Wanda involuntarily looked at her hand; I noticed it, and had to smile.

“From the way in which the supersensual predominated in me in those days you can see that I was in love only with the cruel lashes I received from my aunt; and about two years later when I paid court to a young actress only in the roles she played. Still later I became the admirer of a respectable woman. She acted the part of irreproachable virtue, only in the end to betray me with a rich Jew. You see, it is because I was betrayed, sold, by a woman who feigned the strictest principles and the highest ideals, that I hate that sort of poetical, sentimental virtue so intensely.
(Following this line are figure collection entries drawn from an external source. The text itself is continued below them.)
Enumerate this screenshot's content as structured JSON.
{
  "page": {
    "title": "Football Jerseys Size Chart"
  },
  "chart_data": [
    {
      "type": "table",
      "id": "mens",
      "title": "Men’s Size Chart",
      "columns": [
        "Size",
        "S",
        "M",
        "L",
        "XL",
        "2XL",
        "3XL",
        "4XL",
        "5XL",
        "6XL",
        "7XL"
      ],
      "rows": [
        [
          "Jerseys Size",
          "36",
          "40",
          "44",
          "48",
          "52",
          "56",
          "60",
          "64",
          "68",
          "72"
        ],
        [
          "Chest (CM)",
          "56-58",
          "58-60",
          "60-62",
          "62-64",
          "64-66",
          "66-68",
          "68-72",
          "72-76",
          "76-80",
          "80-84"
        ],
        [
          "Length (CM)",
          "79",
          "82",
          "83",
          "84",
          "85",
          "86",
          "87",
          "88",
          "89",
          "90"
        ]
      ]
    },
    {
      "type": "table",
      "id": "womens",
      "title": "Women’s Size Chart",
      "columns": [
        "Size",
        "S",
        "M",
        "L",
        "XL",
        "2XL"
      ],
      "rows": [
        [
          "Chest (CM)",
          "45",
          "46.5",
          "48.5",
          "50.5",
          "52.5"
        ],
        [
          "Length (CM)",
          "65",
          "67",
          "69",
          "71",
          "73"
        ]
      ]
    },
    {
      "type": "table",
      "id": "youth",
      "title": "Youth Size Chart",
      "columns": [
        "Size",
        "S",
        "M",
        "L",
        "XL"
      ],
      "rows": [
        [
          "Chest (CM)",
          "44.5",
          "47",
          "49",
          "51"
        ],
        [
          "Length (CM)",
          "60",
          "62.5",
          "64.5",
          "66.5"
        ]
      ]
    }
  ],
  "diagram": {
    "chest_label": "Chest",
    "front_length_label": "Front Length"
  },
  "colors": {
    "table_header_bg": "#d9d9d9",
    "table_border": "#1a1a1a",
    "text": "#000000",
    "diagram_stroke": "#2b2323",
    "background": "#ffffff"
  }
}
Give me rather a woman who is honest enough to say to me: I am a Pompadour, a Lucretia Borgia, and I am ready to adore her.”

Wanda rose and opened the window.

“You have a curious way of arousing one's imagination, stimulating all one's nerves, and making one's pulses beat faster. You put an aureole on vice, provided only if it is honest. Your ideal is a daring courtesan of genius. Oh, you are the kind of man who will corrupt a woman to her very last fiber.”

       * * * * *

In the middle of the night there was a knock at my window; I got up, opened it, and was startled. Without stood “Venus in Furs,” just as she had appeared to me the first time.

“You have disturbed me with your stories; I have been tossing about in bed, and can't go to sleep,” she said. “Now come and stay with me.”

“In a moment.”

As I entered Wanda was crouching by the fireplace where she had kindled a small fire.